Emerald Fennell’s take on the beloved classic “‘Wuthering Heights’” released on Feb. 13 to mixed reviews.
Some of the main issues people take to the film are the lack of accuracy to the book to the point of bastardization. Race, a central theme in Emily Brontë’s story, plays no role in the film. The character Heathcliff, a person of color in the books, is played by a white man.
What’s shocking isn’t just that the director would whitewash a role that was meant for someone else to project her own fantasies, it’s that people are actively supporting her in doing so.
Online, people have taken to TikTok to share how much they love the film, especially when there isn’t a “pretentious English major” in their ear telling them it sucks.
This took me aback a bit. As an English major, I hated the movie. But what I know about being pretentious is completely different to the online discourse’s definitions of it.

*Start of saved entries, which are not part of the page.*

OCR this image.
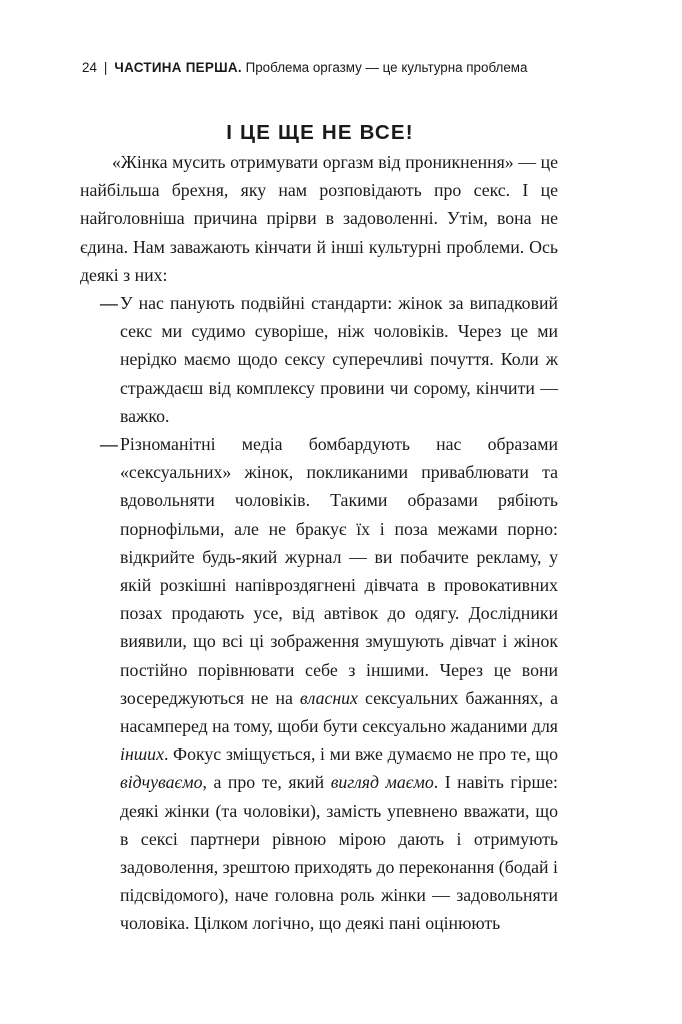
24 | ЧАСТИНА ПЕРША. Проблема оргазму — це культурна проблема
І ЦЕ ЩЕ НЕ ВСЕ!

«Жінка мусить отримувати оргазм від проникнення» — це найбільша брехня, яку нам розповідають про секс. І це найголовніша причина прірви в задоволенні. Утім, вона не єдина. Нам заважають кінчати й інші культурні проблеми. Ось деякі з них:

— У нас панують подвійні стандарти: жінок за випадковий секс ми судимо суворіше, ніж чоловіків. Через це ми нерідко маємо щодо сексу суперечливі почуття. Коли ж страждаєш від комплексу провини чи сорому, кінчити — важко.
— Різноманітні медіа бомбардують нас образами «сексуальних» жінок, покликаними приваблювати та вдовольняти чоловіків. Такими образами рябіють порнофільми, але не бракує їх і поза межами порно: відкрийте будь-який журнал — ви побачите рекламу, у якій розкішні напівроздягнені дівчата в провокативних позах продають усе, від автівок до одягу. Дослідники виявили, що всі ці зображення змушують дівчат і жінок постійно порівнювати себе з іншими. Через це вони зосереджуються не на власних сексуальних бажаннях, а насамперед на тому, щоби бути сексуально жаданими для інших. Фокус зміщується, і ми вже думаємо не про те, що відчуваємо, а про те, який вигляд маємо. І навіть гірше: деякі жінки (та чоловіки), замість упевнено вважати, що в сексі партнери рівною мірою дають і отримують задоволення, зрештою приходять до переконання (бодай і підсвідомого), наче головна роль жінки — задовольняти чоловіка. Цілком логічно, що деякі пані оцінюють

TikTok seems to think that anything challenging anti-intellectualism is “pretentious” when it’s not.
In English classes, there is always the occasional student or professor who thinks anything that isn’t Shakespeare or white, European and male, isn’t to be taken seriously.
We all know the type of guy to tell you he “only reads the classics” and recommend “Crime and Punishment.”
When I was a freshman, I had this kind of idea in my head, too. It wasn’t until I took classes on de-colonialism and read books and theory centering minorities that I was able to deconstruct this concept in my head.
What Fennell did was the exact type of thing that the “pretentious” English major these people are discussing online would do. Taking a narrative and restructuring it without paying any respect to the central ideas of the text.
To make a long story short, it lacks respect.
You can love the new movie, or any form of media. Personally, I love “Vanderpump Rules” and I’m the last person to hate on someone for enjoying something, that’s totally fine! But it gets concerning when we turn against genuine criticisms from people who are getting degrees that teach them how to engage critically with literature and media.
One of my favorite things to do is “be trashy” and like silly and trashy things. Beyond “Vanderpump Rules,” I also watch “Below Deck” and spend most of my time listening to music you’d find at a club. But I do that with a critical eye and an awareness that all media, no matter how smutty or camp, is sending a message.